Ce raisonnement semblait difficile à réfuter. Il est certain que le christianisme, qui est une religion de paix, a toujours témoigné un grand éloignement pour la guerre. Tertullien, qui ne marchande jamais à dire ce qu’il pense, l’a formellement condamnée pour deux motifs. Le premier est tout théologique : « Le Seigneur, dit-il, en ordonnant à saint Pierre de remettre son épée au fourreau, a désarmé les soldats. » L’autre est d’ordre plus humain. Parmi les barbares que l’on va combattre, il peut se trouver des chrétiens, car le christianisme a pénétré plus loin que les aigles romaines et il a fait des conquêtes dans toute la Germanie.

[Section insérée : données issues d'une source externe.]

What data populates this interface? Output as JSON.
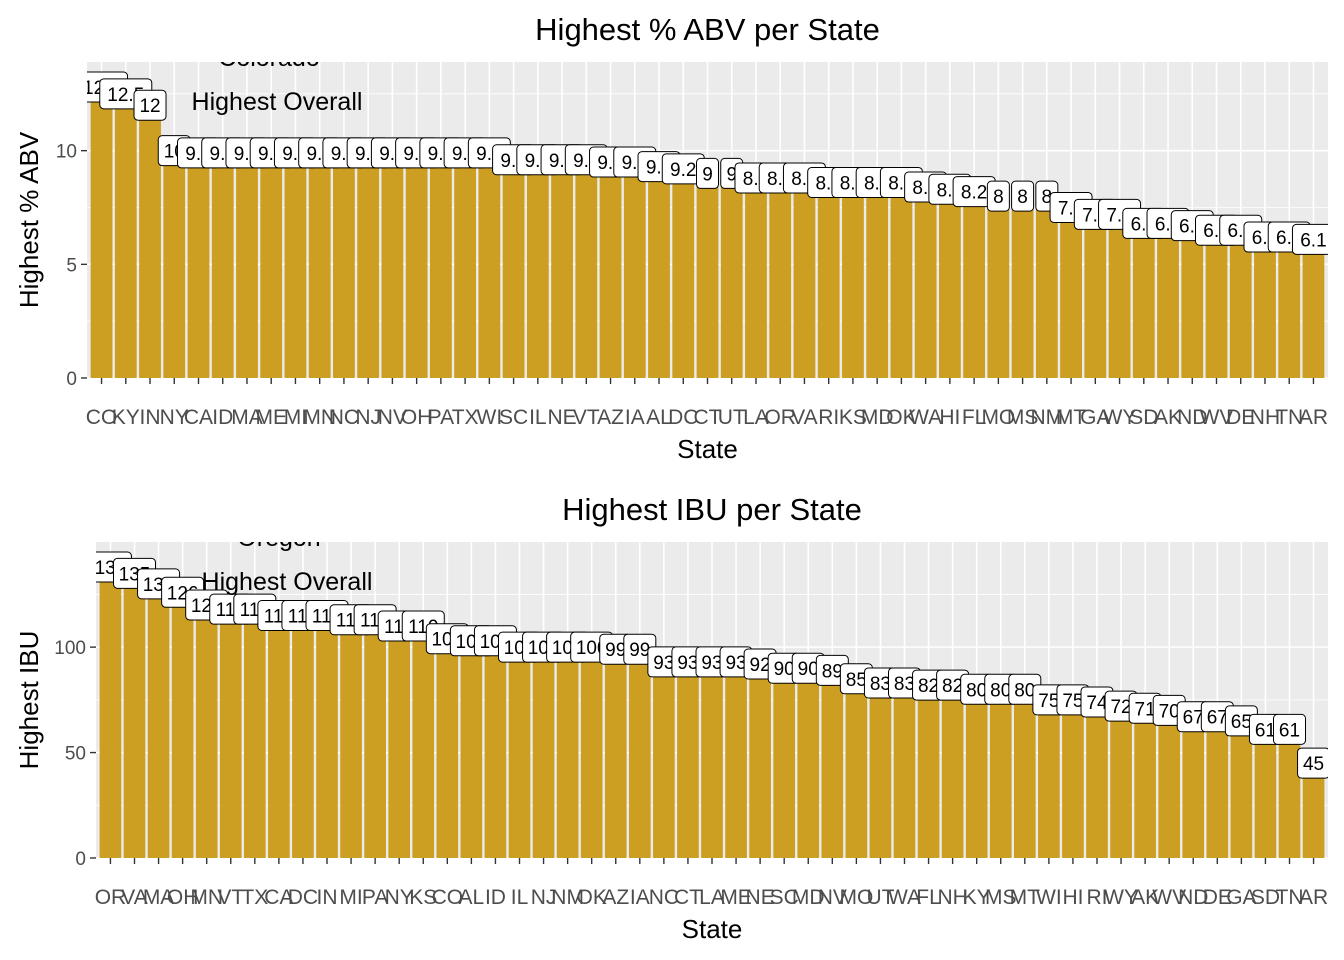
{
  "chart_data": [
    {
      "type": "bar",
      "title": "Highest % ABV per State",
      "xlabel": "State",
      "ylabel": "Highest % ABV",
      "ylim": [
        0,
        12.8
      ],
      "yticks": [
        0,
        5,
        10
      ],
      "grid": true,
      "bar_color": "#CC9E22",
      "panel_color": "#EBEBEB",
      "categories": [
        "CO",
        "KY",
        "IN",
        "NY",
        "CA",
        "ID",
        "MA",
        "ME",
        "MI",
        "MN",
        "NC",
        "NJ",
        "NV",
        "OH",
        "PA",
        "TX",
        "WI",
        "SC",
        "IL",
        "NE",
        "VT",
        "AZ",
        "IA",
        "AL",
        "DC",
        "CT",
        "UT",
        "LA",
        "OR",
        "VA",
        "RI",
        "KS",
        "MD",
        "OK",
        "WA",
        "HI",
        "FL",
        "MO",
        "MS",
        "NM",
        "MT",
        "GA",
        "WY",
        "SD",
        "AK",
        "ND",
        "WV",
        "DE",
        "NH",
        "TN",
        "AR"
      ],
      "values": [
        12.8,
        12.5,
        12.0,
        10.0,
        9.9,
        9.9,
        9.9,
        9.9,
        9.9,
        9.9,
        9.9,
        9.9,
        9.9,
        9.9,
        9.9,
        9.9,
        9.9,
        9.6,
        9.6,
        9.6,
        9.6,
        9.5,
        9.5,
        9.3,
        9.2,
        9.0,
        9.0,
        8.8,
        8.8,
        8.8,
        8.6,
        8.6,
        8.6,
        8.6,
        8.4,
        8.3,
        8.2,
        8.0,
        8.0,
        8.0,
        7.5,
        7.2,
        7.2,
        6.8,
        6.8,
        6.7,
        6.5,
        6.5,
        6.2,
        6.2,
        6.1
      ],
      "point_labels": [
        "12.8",
        "12.5",
        "12",
        "10",
        "9.9",
        "9.9",
        "9.9",
        "9.9",
        "9.9",
        "9.9",
        "9.9",
        "9.9",
        "9.9",
        "9.9",
        "9.9",
        "9.9",
        "9.9",
        "9.6",
        "9.6",
        "9.6",
        "9.6",
        "9.5",
        "9.5",
        "9.3",
        "9.2",
        "9",
        "9",
        "8.8",
        "8.8",
        "8.8",
        "8.6",
        "8.6",
        "8.6",
        "8.6",
        "8.4",
        "8.3",
        "8.2",
        "8",
        "8",
        "8",
        "7.5",
        "7.2",
        "7.2",
        "6.8",
        "6.8",
        "6.7",
        "6.5",
        "6.5",
        "6.2",
        "6.2",
        "6.1"
      ],
      "annotations": [
        "Colorado",
        "Highest Overall"
      ]
    },
    {
      "type": "bar",
      "title": "Highest IBU per State",
      "xlabel": "State",
      "ylabel": "Highest IBU",
      "ylim": [
        0,
        138
      ],
      "yticks": [
        0,
        50,
        100
      ],
      "grid": true,
      "bar_color": "#CC9E22",
      "panel_color": "#EBEBEB",
      "categories": [
        "OR",
        "VA",
        "MA",
        "OH",
        "MN",
        "VT",
        "TX",
        "CA",
        "DC",
        "IN",
        "MI",
        "PA",
        "NY",
        "KS",
        "CO",
        "AL",
        "ID",
        "IL",
        "NJ",
        "NM",
        "OK",
        "AZ",
        "IA",
        "NC",
        "CT",
        "LA",
        "ME",
        "NE",
        "SC",
        "MD",
        "NV",
        "MO",
        "UT",
        "WA",
        "FL",
        "NH",
        "KY",
        "MS",
        "MT",
        "WI",
        "HI",
        "RI",
        "WY",
        "AK",
        "WV",
        "ND",
        "DE",
        "GA",
        "SD",
        "TN",
        "AR"
      ],
      "values": [
        138,
        135,
        130,
        126,
        120,
        118,
        118,
        115,
        115,
        115,
        113,
        113,
        110,
        110,
        104,
        103,
        103,
        100,
        100,
        100,
        100,
        99,
        99,
        93,
        93,
        93,
        93,
        92,
        90,
        90,
        89,
        85,
        83,
        83,
        82,
        82,
        80,
        80,
        80,
        75,
        75,
        74,
        72,
        71,
        70,
        67,
        67,
        65,
        61,
        61,
        45
      ],
      "point_labels": [
        "138",
        "135",
        "130",
        "126",
        "120",
        "118",
        "118",
        "115",
        "115",
        "115",
        "113",
        "113",
        "110",
        "110",
        "104",
        "103",
        "103",
        "100",
        "100",
        "100",
        "100",
        "99",
        "99",
        "93",
        "93",
        "93",
        "93",
        "92",
        "90",
        "90",
        "89",
        "85",
        "83",
        "83",
        "82",
        "82",
        "80",
        "80",
        "80",
        "75",
        "75",
        "74",
        "72",
        "71",
        "70",
        "67",
        "67",
        "65",
        "61",
        "61",
        "45"
      ],
      "annotations": [
        "Oregon",
        "Highest Overall"
      ]
    }
  ]
}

On est donc exposé à tuer des frères, ce qui ne peut pas être permis. Tertullien, qui, comme on l’a vu, n’est guère Romain de sentiment, et qui déclare que les affaires de son pays lui sont tout à fait étrangères, ajoute : « Nous n’avons qu’une république, c’est le monde. » Pour qui fraternise avec l’univers entier, la guerre est le plus grand des crimes.

Par un étrange contraste, le christianisme, qui avait si peu de goût pour la guerre, paraît s’être beaucoup répandu parmi les soldats. Nous savons qu’ils étaient d’ordinaire très superstitieux ; les inscriptions nous les montrent élevant sans cesse des temples et des autels. Ils aimaient assez les dieux nouveaux et prenaient facilement la religion des pays qu’ils traversaient. Nous voyons que beaucoup étaient des adorateurs zélés de Sérapis, de Mithra, du Jupiter d’Héliopolis ou de Doliché. Beaucoup aussi s’affilièrent à la religion du Christ. Comme il n’était pas dans les habitudes de leur métier d’être prudens, ils le laissèrent voir, et, pendant les persécutions, ils furent impitoyablement poursuivis et condamnés.